To overcome the resistance, they used a combination treatment of prexasertib with an EGFR inhibitor, erlotinib. This combination regimen showed synergy in both the resistant MDA-MB-468 and the moderately resistant MDA-MB-231 cells. Mechanistically, the authors state that there are changes in phosphorylation of Bad; however, the blots appear to show changes in the total protein. In addition to Bad, the MDA-MB-468 cells also show a decrease in phosphorylation of AKT, which is not observed in the MDA-MB-231 cells (likely due to their low baseline levels). In vivo studies showed that the combination of both drugs was required to decrease tumor weight in the mice injected with MDA-MB-468 cells, as opposed to single-drug treatments alone[. While these results are contradictory to the in vitro results from Figure 1 (reprinted from Figure 4 of Ref.[), which show that erlotinib alone could decrease cell survival in the MDA-MB-468 cells, this could be due to cell non-autonomous interactions that would be lacking in vitro.

Figure 1

Erlotinib co-exposure with prexasertib synergistically enhanced cell killing. Viability of 3D cultures of MDA-231 (A) and MDA-468 (B) after exposure to prexasertib, erlotinib, and combinations of erlotinib and prexasertib; the combination index (CI) showed synergistic interaction (CI < 1) of erlotinib and prexasertib in both MDA-231 and MDA-468 (C).

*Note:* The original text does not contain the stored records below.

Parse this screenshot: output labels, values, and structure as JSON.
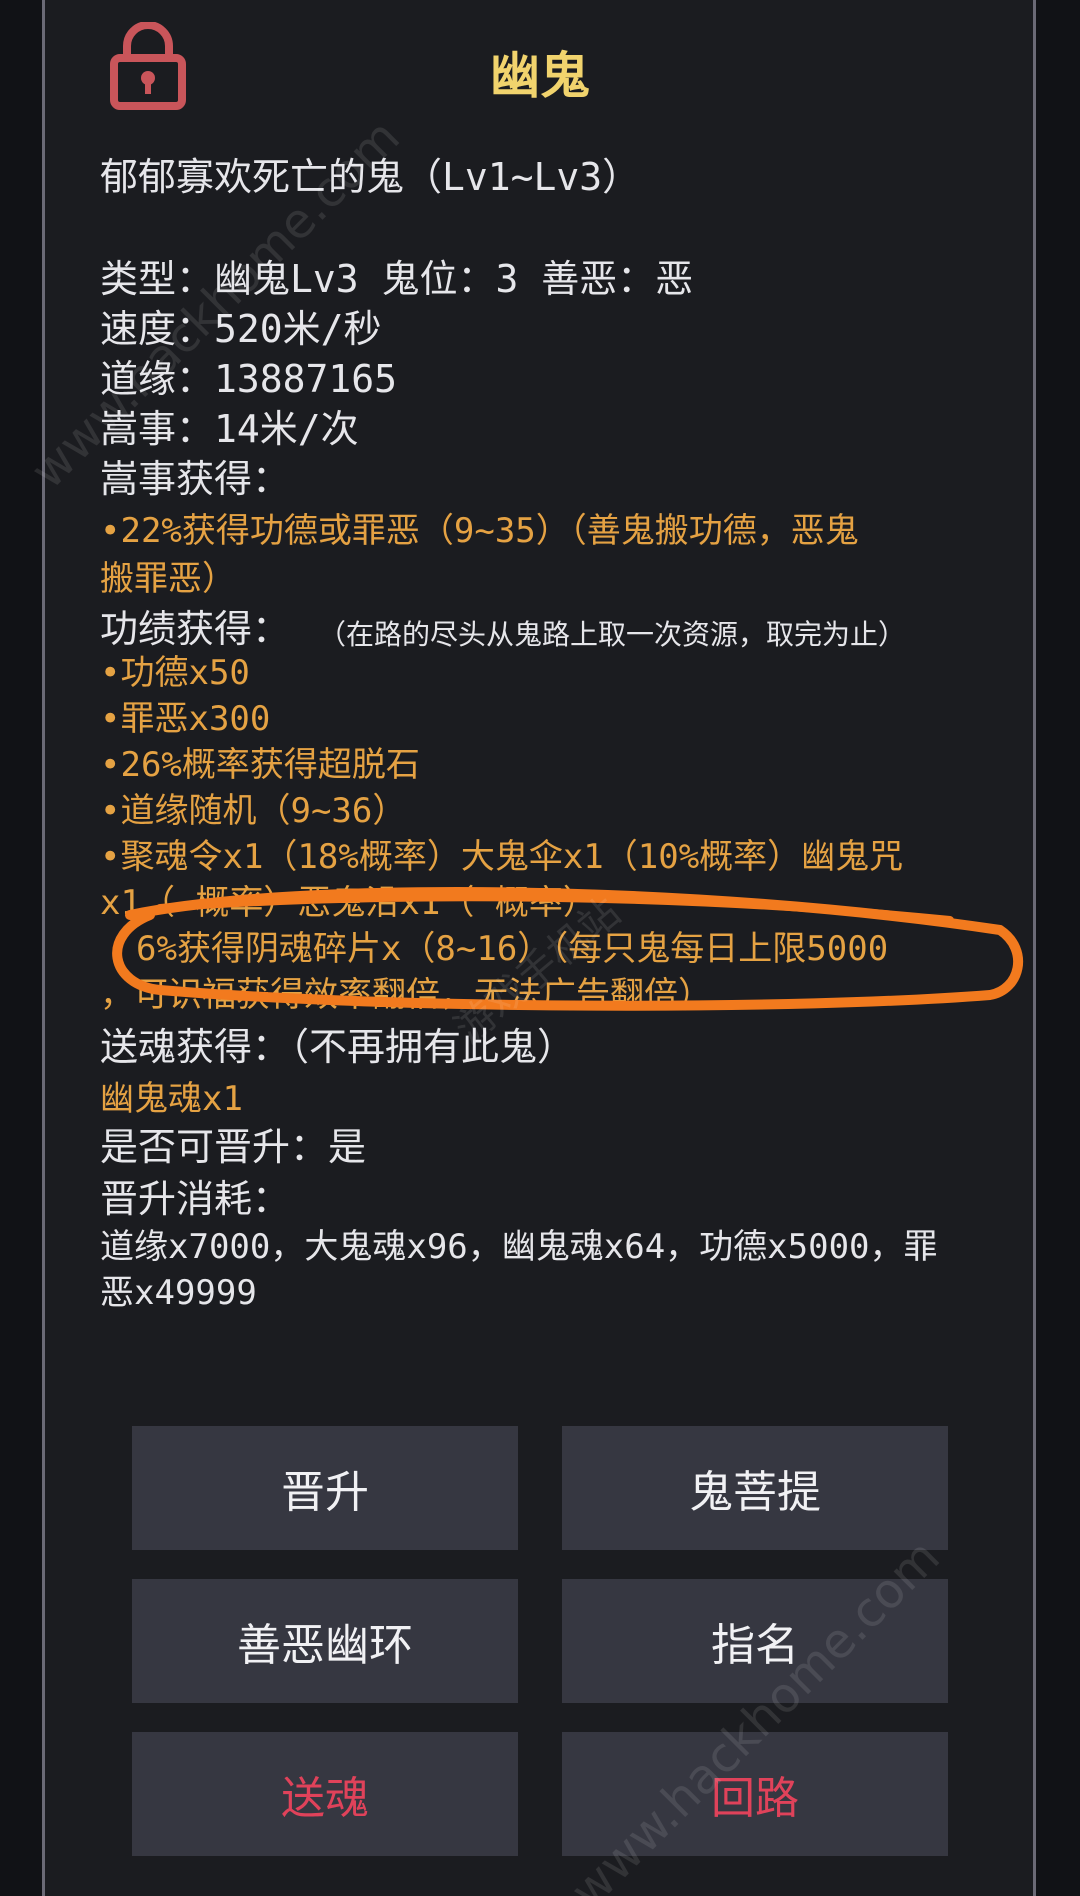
{
  "header": {
    "title": "幽鬼",
    "lock_icon": "lock-icon"
  },
  "description": "郁郁寡欢死亡的鬼（Lv1~Lv3）",
  "stats": {
    "type_line": "类型：幽鬼Lv3  鬼位：3  善恶：恶",
    "speed_line": "速度：520米/秒",
    "daoyuan_line": "道缘：13887165",
    "event_line": "嵩事：14米/次",
    "event_gain_title": "嵩事获得：",
    "event_gain_1": "•22%获得功德或罪恶（9~35）（善鬼搬功德，恶鬼",
    "event_gain_2": "搬罪恶）",
    "merit_title": "功绩获得：",
    "merit_note": "（在路的尽头从鬼路上取一次资源，取完为止）",
    "merit_items": [
      "•功德x50",
      "•罪恶x300",
      "•26%概率获得超脱石",
      "•道缘随机（9~36）",
      "•聚魂令x1（18%概率）大鬼伞x1（10%概率）幽鬼咒",
      "x1（  概率）恶鬼沿x1（  概率）",
      "6%获得阴魂碎片x（8~16）（每只鬼每日上限5000",
      "，可识福获得效率翻倍，无法广告翻倍）"
    ],
    "send_title": "送魂获得：（不再拥有此鬼）",
    "send_item": "幽鬼魂x1",
    "promote_line": "是否可晋升：是",
    "cost_title": "晋升消耗：",
    "cost_1": "道缘x7000，大鬼魂x96，幽鬼魂x64，功德x5000，罪",
    "cost_2": "恶x49999"
  },
  "buttons": {
    "promote": "晋升",
    "bodhi": "鬼菩提",
    "ring": "善恶幽环",
    "assign": "指名",
    "send": "送魂",
    "return": "回路"
  },
  "colors": {
    "title": "#f1d36d",
    "orange": "#e5a243",
    "red": "#e0425a",
    "annotation": "#f27a1e"
  },
  "watermark": {
    "text_1": "www.hackhome.com",
    "text_2": "www.hackhome.com",
    "text_3": "游戏手机站"
  }
}
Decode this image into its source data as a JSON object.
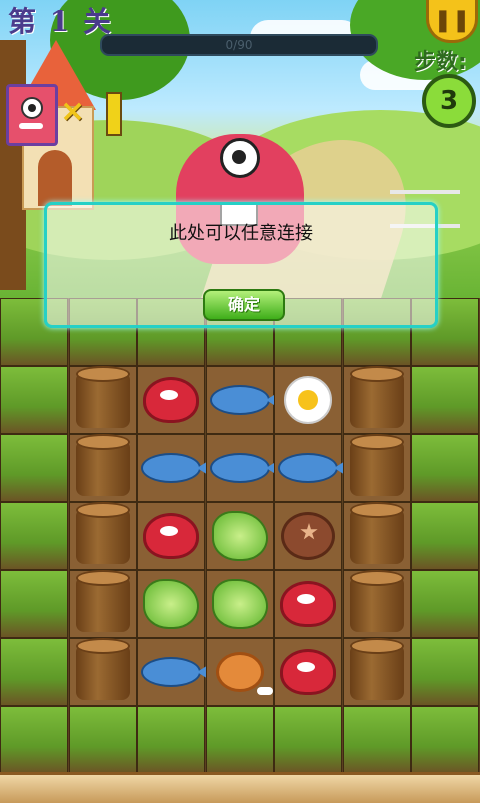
{
  "header": {
    "level_title": "第 1 关",
    "progress_text": "0/90",
    "steps_label": "步数:",
    "steps_value": "3",
    "target_x": "×",
    "target_count": "1"
  },
  "dialog": {
    "message": "此处可以任意连接",
    "confirm_label": "确定"
  },
  "board": {
    "rows": 7,
    "cols": 7,
    "grid": [
      [
        "grass",
        "grass",
        "grass",
        "grass",
        "grass",
        "grass",
        "grass"
      ],
      [
        "grass",
        "stump",
        "meat",
        "fish",
        "egg",
        "stump",
        "grass"
      ],
      [
        "grass",
        "stump",
        "fish",
        "fish",
        "fish",
        "stump",
        "grass"
      ],
      [
        "grass",
        "stump",
        "meat",
        "lettuce",
        "mushroom",
        "stump",
        "grass"
      ],
      [
        "grass",
        "stump",
        "lettuce",
        "lettuce",
        "meat",
        "stump",
        "grass"
      ],
      [
        "grass",
        "stump",
        "fish",
        "drumstick",
        "meat",
        "stump",
        "grass"
      ],
      [
        "grass",
        "grass",
        "grass",
        "grass",
        "grass",
        "grass",
        "grass"
      ]
    ]
  }
}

The overall message from the manuscript is that EGFR inhibition can be used to overcome resistance to CHK1 inhibition. The manuscript by Lee et al.[ gives great promise and lays the foundation for further investigation into this important mechanism of treating TNBC. To aid in the understanding of the relationship between EGFR and CHK1 in TNBC, an investigation of the sensitive MX-1 cells with EGF treatment would be beneficial. A deep dive into the correlation of EGFR and CHK1 in human TNBC would also be interesting to determine potential resistance to CHK1 inhibitors. In addition, previous investigations have shown the benefit of ATR and/or PARP inhibitors with prexasertib[ (also discussed in clinical trial NCT04032080), which may provide additional investigative avenues. Regardless, the clinical need for better targeted therapies for TNBC is high, and Lee et al.[ have identified a novel combination regimen using EGFR inhibition with CHK1 inhibition.